Verse 46. - These curses would be for a sign and for a wonder, exciting astonishment and dismay in the beholder, and showing that it was indeed the hand of God that was upon the rebellious nation. Forever. This, though it may imply the final and utter rejection of Israel as a nation, does not preclude the hope of restoration of a part of Israel as individuals, or as a remnant remaining in or returning to faith and obedience (cf. Isaiah 10:22; Isaiah 6:13; Romans 9:27; Romans 11:5).

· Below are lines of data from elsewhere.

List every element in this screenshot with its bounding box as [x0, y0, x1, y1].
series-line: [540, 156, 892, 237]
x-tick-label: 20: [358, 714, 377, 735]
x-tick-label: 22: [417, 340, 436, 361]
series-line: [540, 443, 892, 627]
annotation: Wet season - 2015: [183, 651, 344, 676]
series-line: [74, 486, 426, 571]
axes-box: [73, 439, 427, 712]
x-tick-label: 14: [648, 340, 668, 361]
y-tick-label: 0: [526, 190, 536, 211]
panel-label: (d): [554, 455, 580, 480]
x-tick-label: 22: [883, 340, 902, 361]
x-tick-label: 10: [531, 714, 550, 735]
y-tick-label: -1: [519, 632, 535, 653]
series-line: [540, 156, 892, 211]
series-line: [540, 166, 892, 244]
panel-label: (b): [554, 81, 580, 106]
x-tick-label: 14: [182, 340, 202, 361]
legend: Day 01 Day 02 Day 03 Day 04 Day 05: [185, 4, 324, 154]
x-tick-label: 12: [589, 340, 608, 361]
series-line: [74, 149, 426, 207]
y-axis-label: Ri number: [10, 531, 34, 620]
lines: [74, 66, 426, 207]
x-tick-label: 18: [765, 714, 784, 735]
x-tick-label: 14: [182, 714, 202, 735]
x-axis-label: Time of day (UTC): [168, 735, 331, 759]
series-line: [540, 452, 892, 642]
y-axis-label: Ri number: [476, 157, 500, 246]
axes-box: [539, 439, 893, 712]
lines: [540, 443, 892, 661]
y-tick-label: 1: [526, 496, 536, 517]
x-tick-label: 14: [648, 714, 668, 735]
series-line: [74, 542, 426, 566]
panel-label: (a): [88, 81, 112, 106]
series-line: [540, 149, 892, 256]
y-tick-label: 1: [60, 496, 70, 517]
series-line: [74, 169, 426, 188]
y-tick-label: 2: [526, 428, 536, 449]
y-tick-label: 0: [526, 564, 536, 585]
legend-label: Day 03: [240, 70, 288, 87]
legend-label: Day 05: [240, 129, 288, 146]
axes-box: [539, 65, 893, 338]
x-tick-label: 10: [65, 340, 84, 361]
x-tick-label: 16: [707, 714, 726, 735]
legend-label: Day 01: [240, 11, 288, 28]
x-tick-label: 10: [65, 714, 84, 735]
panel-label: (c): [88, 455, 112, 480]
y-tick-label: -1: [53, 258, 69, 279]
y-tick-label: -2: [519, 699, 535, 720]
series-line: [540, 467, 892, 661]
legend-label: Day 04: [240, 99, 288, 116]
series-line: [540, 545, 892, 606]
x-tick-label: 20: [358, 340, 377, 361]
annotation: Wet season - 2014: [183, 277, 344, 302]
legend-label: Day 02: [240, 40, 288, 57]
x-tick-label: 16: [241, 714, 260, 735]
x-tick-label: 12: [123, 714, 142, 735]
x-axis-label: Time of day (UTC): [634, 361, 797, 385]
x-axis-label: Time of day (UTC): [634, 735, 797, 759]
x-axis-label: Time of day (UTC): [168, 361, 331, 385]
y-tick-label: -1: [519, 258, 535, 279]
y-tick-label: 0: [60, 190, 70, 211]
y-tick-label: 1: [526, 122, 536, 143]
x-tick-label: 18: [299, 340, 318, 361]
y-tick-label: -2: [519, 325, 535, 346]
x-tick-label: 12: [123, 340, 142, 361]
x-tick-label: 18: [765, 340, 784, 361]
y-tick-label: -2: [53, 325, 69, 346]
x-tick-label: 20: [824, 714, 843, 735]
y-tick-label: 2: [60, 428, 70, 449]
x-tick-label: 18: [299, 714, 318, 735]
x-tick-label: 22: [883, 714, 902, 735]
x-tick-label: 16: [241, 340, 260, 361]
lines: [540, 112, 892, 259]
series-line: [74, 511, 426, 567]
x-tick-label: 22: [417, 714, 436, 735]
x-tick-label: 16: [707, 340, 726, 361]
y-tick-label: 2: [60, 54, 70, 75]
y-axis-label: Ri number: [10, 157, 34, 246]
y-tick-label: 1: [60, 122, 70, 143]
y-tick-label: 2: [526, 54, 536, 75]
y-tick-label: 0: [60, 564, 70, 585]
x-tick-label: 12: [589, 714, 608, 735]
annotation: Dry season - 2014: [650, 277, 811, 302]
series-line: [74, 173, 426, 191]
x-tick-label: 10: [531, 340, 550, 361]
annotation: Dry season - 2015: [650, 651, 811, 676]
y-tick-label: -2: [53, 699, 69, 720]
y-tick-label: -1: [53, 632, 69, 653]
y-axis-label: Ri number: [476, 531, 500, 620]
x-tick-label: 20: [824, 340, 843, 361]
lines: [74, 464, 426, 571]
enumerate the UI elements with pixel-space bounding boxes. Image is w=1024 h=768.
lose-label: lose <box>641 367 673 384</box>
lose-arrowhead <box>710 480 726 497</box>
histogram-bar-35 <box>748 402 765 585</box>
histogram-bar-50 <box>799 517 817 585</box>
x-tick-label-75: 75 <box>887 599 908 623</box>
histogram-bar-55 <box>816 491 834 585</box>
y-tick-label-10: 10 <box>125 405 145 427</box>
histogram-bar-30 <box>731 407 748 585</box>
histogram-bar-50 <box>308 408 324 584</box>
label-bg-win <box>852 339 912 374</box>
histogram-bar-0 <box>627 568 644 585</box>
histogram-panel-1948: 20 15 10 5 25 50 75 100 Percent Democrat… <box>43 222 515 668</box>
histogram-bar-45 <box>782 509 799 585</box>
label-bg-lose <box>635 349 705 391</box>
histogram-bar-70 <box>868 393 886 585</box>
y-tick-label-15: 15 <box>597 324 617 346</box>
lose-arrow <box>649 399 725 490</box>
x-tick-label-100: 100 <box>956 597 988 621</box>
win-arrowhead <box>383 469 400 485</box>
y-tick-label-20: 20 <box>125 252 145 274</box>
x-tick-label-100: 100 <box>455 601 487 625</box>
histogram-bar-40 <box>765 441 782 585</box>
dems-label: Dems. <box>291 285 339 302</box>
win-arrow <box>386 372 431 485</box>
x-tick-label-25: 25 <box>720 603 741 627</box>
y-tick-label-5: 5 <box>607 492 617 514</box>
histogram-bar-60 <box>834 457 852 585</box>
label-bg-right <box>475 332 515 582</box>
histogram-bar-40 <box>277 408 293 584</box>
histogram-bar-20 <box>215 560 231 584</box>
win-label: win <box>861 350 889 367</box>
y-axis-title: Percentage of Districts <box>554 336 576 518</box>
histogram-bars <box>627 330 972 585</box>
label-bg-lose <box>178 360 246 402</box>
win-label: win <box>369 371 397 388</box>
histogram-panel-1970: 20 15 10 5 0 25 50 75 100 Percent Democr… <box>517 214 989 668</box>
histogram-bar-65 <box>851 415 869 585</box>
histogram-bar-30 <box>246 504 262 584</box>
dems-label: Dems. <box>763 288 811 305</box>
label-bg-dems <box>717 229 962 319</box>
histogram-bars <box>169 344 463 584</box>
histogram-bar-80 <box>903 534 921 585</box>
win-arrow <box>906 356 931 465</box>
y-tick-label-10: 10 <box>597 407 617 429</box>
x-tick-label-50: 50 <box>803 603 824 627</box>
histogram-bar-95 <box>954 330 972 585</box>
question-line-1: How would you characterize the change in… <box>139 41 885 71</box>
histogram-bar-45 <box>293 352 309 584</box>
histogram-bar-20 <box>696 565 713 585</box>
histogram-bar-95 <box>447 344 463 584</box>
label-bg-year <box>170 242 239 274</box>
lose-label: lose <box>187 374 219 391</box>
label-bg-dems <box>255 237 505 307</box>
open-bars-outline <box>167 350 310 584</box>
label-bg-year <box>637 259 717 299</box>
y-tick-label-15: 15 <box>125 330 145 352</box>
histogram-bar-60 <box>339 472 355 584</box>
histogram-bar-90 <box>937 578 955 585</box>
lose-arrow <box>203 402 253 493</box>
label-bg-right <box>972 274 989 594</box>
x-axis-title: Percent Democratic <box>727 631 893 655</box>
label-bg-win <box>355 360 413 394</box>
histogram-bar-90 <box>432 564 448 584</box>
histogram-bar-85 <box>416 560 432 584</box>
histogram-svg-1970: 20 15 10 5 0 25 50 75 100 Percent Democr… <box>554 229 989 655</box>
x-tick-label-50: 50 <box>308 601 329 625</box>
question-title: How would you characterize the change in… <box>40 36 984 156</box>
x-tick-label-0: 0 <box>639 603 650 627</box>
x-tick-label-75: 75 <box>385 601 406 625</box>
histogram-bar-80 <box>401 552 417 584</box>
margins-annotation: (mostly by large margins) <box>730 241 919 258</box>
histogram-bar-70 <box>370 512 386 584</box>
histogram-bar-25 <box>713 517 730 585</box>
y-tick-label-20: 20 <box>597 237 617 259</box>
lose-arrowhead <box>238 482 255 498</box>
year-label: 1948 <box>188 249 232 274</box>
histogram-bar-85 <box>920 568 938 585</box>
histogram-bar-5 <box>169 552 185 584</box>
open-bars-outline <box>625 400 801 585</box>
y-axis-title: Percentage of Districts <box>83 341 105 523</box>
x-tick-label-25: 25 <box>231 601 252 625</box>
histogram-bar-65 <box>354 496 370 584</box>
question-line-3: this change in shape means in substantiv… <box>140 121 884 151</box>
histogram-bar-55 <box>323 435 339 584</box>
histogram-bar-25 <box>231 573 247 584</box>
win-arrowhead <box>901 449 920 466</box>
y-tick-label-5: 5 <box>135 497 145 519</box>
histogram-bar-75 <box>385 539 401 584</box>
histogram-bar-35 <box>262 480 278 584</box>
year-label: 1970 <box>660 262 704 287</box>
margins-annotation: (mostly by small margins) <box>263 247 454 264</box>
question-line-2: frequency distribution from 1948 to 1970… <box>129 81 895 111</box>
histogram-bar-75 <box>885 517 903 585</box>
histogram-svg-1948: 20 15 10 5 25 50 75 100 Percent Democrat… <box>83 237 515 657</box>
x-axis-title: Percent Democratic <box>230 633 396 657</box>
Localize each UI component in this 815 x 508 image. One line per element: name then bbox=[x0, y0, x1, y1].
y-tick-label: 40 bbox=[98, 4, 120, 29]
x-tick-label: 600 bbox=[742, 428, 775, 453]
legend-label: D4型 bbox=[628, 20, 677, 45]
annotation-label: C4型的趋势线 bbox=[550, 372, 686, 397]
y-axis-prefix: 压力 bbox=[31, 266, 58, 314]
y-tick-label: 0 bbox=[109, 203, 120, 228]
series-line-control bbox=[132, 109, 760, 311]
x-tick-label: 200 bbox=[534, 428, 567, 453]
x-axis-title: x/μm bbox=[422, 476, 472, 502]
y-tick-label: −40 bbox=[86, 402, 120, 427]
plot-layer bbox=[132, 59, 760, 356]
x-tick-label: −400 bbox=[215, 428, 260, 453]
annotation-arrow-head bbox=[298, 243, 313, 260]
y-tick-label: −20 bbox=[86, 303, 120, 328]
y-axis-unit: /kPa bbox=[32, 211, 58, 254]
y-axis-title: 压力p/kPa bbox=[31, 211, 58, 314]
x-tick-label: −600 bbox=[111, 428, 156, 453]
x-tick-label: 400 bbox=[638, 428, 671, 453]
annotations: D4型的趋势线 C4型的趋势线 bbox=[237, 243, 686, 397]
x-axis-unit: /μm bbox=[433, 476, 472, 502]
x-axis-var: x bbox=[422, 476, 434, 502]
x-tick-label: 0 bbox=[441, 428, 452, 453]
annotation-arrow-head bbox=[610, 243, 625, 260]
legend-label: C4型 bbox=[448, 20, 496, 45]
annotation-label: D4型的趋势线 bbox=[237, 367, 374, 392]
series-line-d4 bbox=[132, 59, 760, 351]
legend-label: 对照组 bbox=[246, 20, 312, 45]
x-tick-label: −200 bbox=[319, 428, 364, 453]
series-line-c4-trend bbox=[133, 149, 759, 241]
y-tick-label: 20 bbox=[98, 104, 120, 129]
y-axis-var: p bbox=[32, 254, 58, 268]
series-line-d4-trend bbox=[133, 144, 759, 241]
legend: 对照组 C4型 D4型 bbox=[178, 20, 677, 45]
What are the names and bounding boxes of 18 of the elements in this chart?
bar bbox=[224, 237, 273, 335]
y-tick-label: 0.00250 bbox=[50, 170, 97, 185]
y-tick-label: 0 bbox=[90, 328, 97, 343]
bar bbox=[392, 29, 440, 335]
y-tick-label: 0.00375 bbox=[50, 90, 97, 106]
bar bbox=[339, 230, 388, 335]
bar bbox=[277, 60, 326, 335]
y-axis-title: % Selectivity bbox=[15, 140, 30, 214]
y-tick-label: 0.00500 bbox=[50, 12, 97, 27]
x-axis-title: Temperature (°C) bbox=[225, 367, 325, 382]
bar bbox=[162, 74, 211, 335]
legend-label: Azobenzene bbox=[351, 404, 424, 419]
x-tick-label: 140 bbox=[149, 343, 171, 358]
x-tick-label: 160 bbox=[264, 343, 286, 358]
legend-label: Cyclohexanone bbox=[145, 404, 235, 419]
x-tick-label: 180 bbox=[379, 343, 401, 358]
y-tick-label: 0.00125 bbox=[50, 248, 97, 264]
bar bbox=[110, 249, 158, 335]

Gill's Exposition of the Entire Bible
And they shall be upon thee for a sign and for a wonder,.... That is, those curses before pronounced, Deuteronomy 27:15, and what follow, should rest and remain upon them, continue with them, and be very visible on them; so as to be observed by others, as a sign of the wrath and displeasure of God, and of the fulfilment of prophecy, and of the truth of divine revelation: and so "for a wonder": as it is most astonishing to observe how exactly all the curses threatened them have fallen upon them and have abode with them, as they did in their former captivities, and more especially do in the present one: and, what is the greater wonder, that notwithstanding these dreadful calamities, and so long continued, enough to have crushed any people from being a people, yet they have continued, and still do continue, a distinct people; which is a standing miracle, and one would think sufficient to convince the most hardened and obstinate deist of the truth and authority of the sacred Scriptures; in which stand so many glaring prophecies that have been fulfilled, and are continually fulfilling in this people:
and upon thy seed for ever; this shows that these curses, said to be upon them, not only refer to those that came upon them at and in the Babylonish captivity, but to those that came upon them at their destruction by the Romans, and which have continued on them nineteen hundred years; and how much longer they will continue none can say: it will be their case, until new heavens and a new earth are created, or there will be a new state of things, at least with them; when they shall be converted to the Lord, and all Israel saved; see Isaiah 65:17; and it may be observed, that the ten tribes carried captive never returned.